The results of primary analysis suggest that the Mycobacterium tuberculosis cytidylate kinase under study was hydrophobic in nature. As percentage of Cysteine (C) is very low in cytidylate kinase under study, it have not disulphide bond linkages indicated by CYS_REC (Cys_81, score = -2.2). The extensive hydrogen bonding may provide stability to this protein in absence of disulphide bonds. Cytidylate kinase have high percentage of alanine (A), leucine (L), glutamic acid (E). As these amino acids have high-helical forming propensities, alpha helix and beeta strands are dominant in that protein. Ten alphahelices surround the beta-ribbon structure. The helical region are composed of the residue 19-30, 38-51, 58-66, 89-91, 95-105, 109-120, 134-138, 153-167, 173-189 and 211-225. The seven betaribbon are composed residues 7-12, 33-37, 69-75, 78-84, 127-132, 145-150 and 202-206. In (Figure 4), it shows a schematic drawing of the MtCMPK consist of 230 amino acid with a predicted molecular mass of 24,177.29 Da and a theoretical pI value of 5.05.

Figure 4

Predicted protein structure of cytidylate kinase (Mycobacterium tuberculosis)

Submission of modeled proteins in PMDB:

The modeled structure of cytidylate kinase from Mycobacterium tuberculosis successfully deposit in Protein Model Database (PMDB). The submitted structure of protein is PMDB ID: PM0079121.

Conclusion

In this study, we have constructed a 3-D model of cytidylate kinase from Mycobacterium tuberculosis, using the comparative modeling approach.
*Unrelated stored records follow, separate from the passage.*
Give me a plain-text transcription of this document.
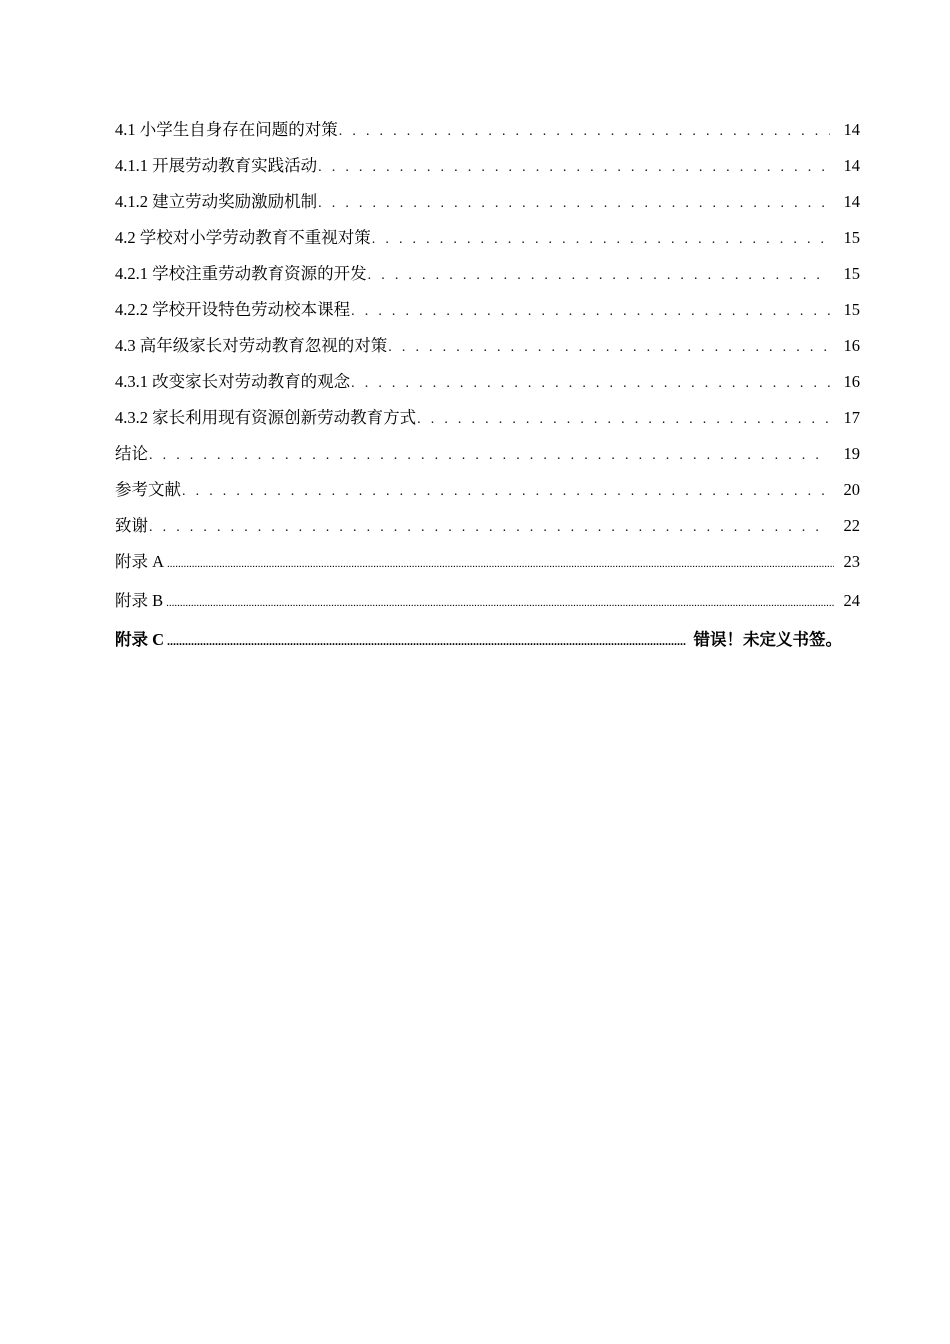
4.1 小学生自身存在问题的对策 . . .	14
4.1.1 开展劳动教育实践活动 . . .	14
4.1.2 建立劳动奖励激励机制 . . .	14
4.2 学校对小学劳动教育不重视对策 . . .	15
4.2.1 学校注重劳动教育资源的开发 . . .	15
4.2.2 学校开设特色劳动校本课程 . . .	15
4.3 高年级家长对劳动教育忽视的对策 . . .	16
4.3.1 改变家长对劳动教育的观念 . . .	16
4.3.2 家长利用现有资源创新劳动教育方式 . . .	17
结论 . . .	19
参考文献 . . .	20
致谢 . . .	22
附录 A .....	23
附录 B .....	24
附录 C .....	错误！未定义书签。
Different parameters such as isoelectric point, molecular weight, total number of positive and negative residue, extinction coefficient, instability index, aliphatic index and grand average hydropathy (GRAVY) were computed for this protein in order to determine their physiochemical characteristics. In cytidylate kinase was found very low percentage in amino acid cysteine, and therefore lack presence of Disulphide Bridge as also inferred from analysis of cys_res result. In the absent of disulphide bond, extensive hydrogen bonding is believed to be responsible for stability of the protein. Polarity studies using CLC protein work bench tool confirmed cytidylate kinase to be hydrophobic in nature. Secondary structure analysis predicts alpha-helices are dominant in the protein. The modeled structure can be accessed through protein modeled database PMDB via there PMID. This structure will serve as a cornerstone for functional analysis through experimentally derived crystal structure.